In the season three episode "Asian F", Mike Chang has his first major storyline which became the most widely praised storyline of the episode. Abby West of Entertainment Weekly said Shum "really showed his acting chops", and Samantha Urban of The Dallas Morning News thought the "plot worked well", though she heaped scorn on the notion that "any college would consider glee club a detriment" in an application. Mike's "Cool" performance was very well received. Berk called it a "spectacular audition" and Bell said it was "one of the highlights of the episode"; she also noted that the episode "really solidified" Mike and Tina's relationship, though she also pointed out that Tina was "the most neglected member of the entire cast". Mike's scenes in the dance studio were even more highly praised than "Cool". The first, when Mike "dances alone and imagines Tina and his dad in the room with him" was described as "really beautiful" by Benigno for The Faster Times. The Atlantics Kevin Fallon characterized it as "a standout scene": "the performer dances out his life frustrations, pirouetting-as-catharsis until he realizes that the only place he feels happy is on stage. It's a trademark Glee moment." Hyman agreed, and wrote, "When he ducked into the studio and started dancing by himself, without music, it reminded me of how special a show Glee can be". Lesley Goldberg of The Hollywood Reporter lauded the subsequent scene in the studio with his mother as the "most touching part" of the storyline, and more than one reviewer admitted shedding tears, including Reiter.

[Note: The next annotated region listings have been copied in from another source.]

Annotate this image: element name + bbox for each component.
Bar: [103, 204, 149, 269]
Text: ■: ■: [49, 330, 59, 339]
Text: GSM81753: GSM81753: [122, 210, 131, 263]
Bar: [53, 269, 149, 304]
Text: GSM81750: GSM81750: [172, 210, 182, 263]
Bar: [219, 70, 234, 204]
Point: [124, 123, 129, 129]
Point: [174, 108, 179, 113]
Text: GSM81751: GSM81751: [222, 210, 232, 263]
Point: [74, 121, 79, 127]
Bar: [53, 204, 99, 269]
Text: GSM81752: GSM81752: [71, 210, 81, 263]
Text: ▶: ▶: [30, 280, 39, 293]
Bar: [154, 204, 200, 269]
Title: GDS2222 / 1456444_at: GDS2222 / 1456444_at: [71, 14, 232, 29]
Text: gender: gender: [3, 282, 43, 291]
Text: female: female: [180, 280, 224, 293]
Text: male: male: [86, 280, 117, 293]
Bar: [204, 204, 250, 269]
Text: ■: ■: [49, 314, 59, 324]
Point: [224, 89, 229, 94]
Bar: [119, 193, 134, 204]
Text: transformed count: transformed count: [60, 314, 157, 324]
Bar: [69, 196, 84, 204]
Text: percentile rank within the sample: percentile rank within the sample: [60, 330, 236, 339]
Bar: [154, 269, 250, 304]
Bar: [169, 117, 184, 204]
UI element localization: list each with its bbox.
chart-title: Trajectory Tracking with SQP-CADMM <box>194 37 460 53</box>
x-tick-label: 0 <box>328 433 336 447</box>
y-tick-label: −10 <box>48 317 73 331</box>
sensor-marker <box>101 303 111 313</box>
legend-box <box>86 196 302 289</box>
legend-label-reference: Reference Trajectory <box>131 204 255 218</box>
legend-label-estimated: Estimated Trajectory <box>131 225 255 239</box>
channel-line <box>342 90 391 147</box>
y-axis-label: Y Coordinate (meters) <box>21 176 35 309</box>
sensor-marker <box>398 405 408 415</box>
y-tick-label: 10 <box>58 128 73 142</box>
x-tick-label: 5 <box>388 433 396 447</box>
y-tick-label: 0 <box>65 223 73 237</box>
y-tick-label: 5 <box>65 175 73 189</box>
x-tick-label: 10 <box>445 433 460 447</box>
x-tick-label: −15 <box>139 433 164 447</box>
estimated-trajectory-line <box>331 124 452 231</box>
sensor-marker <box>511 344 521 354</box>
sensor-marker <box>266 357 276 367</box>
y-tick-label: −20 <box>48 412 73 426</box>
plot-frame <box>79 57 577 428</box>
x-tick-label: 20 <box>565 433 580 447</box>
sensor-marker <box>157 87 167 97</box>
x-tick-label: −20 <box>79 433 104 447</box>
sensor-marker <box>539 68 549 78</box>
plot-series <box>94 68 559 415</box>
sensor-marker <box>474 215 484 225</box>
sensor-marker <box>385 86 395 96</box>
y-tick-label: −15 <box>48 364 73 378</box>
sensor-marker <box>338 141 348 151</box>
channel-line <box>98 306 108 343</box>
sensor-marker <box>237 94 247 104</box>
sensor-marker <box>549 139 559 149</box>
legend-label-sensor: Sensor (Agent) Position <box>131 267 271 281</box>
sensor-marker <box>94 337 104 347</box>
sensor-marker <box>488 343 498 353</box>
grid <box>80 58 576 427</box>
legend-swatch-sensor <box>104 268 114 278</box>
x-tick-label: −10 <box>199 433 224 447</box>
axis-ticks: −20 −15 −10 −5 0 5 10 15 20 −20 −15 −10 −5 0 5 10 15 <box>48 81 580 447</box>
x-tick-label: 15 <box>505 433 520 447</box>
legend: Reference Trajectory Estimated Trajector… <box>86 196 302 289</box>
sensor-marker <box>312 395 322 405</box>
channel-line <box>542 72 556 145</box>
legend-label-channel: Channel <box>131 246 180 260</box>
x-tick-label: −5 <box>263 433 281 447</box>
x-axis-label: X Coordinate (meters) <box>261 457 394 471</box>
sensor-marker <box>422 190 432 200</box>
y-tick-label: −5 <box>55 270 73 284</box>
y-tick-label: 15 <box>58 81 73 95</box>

Critics reacted less positive towards his scenes in The First Time. The scene where he is disowned by his father was characterized as "weird" and "tonally off" by Emily St. James of The A.V. Club and "abrupt and unlikely" by Hyman. Kubicek was even more critical: "the most over-the-top, terribly cliched scene ever". However, Votta gave "kudos to Glee for sticking with Mike's story this season as he figures out his path", and West wrote that Shum "played it well", while Robert Canning of IGN said it and the later scene with his mother "were mighty effective, if a bit stereotypical". Hyman and West also approved of the latter scene.

After "Hold On to Sixteen", Sullivan, who was enthusiastic about Shum, who he said had "emerged as a crux of the show", was not happy with Mike's "forced storyline" in the episode. Canning noted that Mike's storyline had "been a bit cliched all season", though it had been "fun to root for him", but he was puzzled by the lack of a "Mike Chang dance showcase" at the competition to justify his father's change of heart.